ISPs in the crosshairs under new broadband monitoring program

The competition watchdog presses play on its plan to monitor the country’s broadband speeds thanks to fresh funding by the Government
ACCC chairperson Rod Sims

ACCC chairperson Rod Sims

Australian internet service providers (ISPs) are set to come under increased scrutiny, with the competition watchdog finally pushing play on its plan to monitor the country’s broadband speeds, following an injection of funding by the Federal Government.

The Australian Competition and Consumer Commission (ACCC) announced on 7 April that the Government will provide funding for a new broadband performance monitoring program aimed at providing consumers with accurate and independent information about broadband speeds.

According to the regulator, the program is expected to cost around $7 million to deliver over four years.

The program will use hardware-based devices to perform remote testing of around 4,000 households in a bid to determine typical speeds on fixed-line National Broadband Network services at various times during the day.

Most of the households to be included in the program will be connected to the NBN, and this will form the basis of ACCC reporting on retail broadband plans.

Meanwhile, a small number of households that are connected to alternative, nbn-like networks and legacy networks will also be recruited to for the program to also provide a broader view of the state of broadband performance around the country.

The ACCC said that it is aimed at providing Australians with the information required to make “efficient decisions” in a market where consumers spend over $4 billion per year on broadband services of fixed broadband service.

“This program will see the ACCC test and report on the typical speed and performance of broadband plans provided over the NBN," ACCC chairman, Rod Sims, said.

"This information will assist consumers in comparing and shopping around, and checking that they receive what they are paying for.

"The program will also allow the ACCC to determine if issues are being caused by the performance of the NBN, or by internet service providers (ISPs) not buying sufficient capacity.

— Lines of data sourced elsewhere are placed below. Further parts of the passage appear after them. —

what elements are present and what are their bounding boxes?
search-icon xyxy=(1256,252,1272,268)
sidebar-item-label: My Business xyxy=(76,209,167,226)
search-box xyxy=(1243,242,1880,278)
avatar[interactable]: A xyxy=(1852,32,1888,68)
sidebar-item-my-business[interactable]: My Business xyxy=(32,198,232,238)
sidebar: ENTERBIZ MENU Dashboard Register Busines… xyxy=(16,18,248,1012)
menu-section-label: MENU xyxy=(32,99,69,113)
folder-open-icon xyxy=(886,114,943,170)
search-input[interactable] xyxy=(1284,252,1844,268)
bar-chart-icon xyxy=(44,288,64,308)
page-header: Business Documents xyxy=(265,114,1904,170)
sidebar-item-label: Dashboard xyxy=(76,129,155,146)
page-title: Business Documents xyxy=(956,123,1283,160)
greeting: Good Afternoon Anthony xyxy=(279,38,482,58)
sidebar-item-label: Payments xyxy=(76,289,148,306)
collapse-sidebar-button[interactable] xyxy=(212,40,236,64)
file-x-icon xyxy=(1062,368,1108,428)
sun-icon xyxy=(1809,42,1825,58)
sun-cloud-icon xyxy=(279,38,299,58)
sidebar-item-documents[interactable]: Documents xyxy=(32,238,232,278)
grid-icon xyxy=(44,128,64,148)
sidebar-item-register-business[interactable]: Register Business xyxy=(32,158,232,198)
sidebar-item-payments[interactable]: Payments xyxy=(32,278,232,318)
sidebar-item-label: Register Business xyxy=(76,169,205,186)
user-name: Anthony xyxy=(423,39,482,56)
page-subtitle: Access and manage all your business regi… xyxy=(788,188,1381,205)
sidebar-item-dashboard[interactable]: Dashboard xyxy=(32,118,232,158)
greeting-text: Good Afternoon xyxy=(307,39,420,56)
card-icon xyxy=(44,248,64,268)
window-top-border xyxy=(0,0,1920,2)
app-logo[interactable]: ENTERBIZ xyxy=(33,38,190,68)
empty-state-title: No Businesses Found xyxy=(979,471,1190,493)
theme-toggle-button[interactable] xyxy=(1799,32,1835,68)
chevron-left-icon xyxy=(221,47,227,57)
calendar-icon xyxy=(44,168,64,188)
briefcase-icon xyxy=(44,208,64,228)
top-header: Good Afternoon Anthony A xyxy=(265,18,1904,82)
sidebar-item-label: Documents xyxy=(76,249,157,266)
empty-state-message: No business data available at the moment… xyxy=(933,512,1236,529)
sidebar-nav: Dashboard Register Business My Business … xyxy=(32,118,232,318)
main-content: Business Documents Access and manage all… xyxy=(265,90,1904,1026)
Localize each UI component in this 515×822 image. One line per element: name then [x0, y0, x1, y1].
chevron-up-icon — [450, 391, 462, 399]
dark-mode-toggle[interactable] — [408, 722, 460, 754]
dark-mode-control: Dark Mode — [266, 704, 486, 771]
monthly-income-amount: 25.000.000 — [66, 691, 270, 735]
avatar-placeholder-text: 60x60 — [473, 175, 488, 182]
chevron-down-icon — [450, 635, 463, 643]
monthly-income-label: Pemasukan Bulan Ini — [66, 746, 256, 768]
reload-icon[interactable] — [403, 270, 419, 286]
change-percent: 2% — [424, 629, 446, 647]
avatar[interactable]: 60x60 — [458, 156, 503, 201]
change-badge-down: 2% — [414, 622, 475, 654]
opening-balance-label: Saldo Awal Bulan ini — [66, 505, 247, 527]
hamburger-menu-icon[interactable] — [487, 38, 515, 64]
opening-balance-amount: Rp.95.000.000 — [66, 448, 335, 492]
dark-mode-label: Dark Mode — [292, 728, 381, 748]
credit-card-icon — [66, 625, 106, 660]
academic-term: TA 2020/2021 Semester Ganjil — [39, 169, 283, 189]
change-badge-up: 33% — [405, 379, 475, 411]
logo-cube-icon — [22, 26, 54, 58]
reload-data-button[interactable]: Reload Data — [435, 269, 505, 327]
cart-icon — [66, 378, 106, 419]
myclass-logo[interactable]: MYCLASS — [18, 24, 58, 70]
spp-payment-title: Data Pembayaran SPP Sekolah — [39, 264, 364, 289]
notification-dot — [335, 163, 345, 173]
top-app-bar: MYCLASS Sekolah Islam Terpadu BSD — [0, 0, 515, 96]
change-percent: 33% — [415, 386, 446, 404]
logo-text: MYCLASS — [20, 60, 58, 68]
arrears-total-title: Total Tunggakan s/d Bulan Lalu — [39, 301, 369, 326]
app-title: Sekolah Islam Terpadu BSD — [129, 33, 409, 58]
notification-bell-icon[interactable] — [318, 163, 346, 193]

It will also provide ISPs with independent performance information from which to draw when making speed claims,” he said.

The ACCC said it will publish information about the speed at which services typically operate, and other metrics relevant to measuring broadband performance and applications consumers commonly use.

“The ACCC will begin publishing data later this year as a large number of consumers move to the NBN,” Sims said.

According to Sims, the expected improved transparency of broadband speeds will help consumers to exercise choice as next generation services are rolled out, including on the NBN.

The ACCC has recently provided guidance to industry in relation to industry practices when making broadband speed claims to consumers.

“The ACCC’s program will encourage ISPs to compete for business and tailor their products to meet the needs of their customers. It will also provide better consumer information – all of which is currently lacking in the Australian broadband market,” Sims said.

After appointing a qualified testing provider, the ACCC will commence the program in May 2017, and will provide comparative information for consumers during the second half of the year.

The move comes almost two years after the regulator completed a pilot broadband performance monitoring and reporting program, publishing a report on the trial in 2015.

This followed the release of a consultation paper in 2013 inviting comment on the proposed program, and the subsequent release of a position paper in 2014 outlining the proposed program specifications in the event that the ACCC decides to proceed with the program.

The program complements steps the regulator is taking to encourage ISPs to improve their marketing and business practices.

In February, the Commission published principles to help ensure internet service providers’ claims about broadband speeds aren’t misleading under the Australian Consumer Law, and expects to publish a best practice guide on broadband speeds advertising in due course.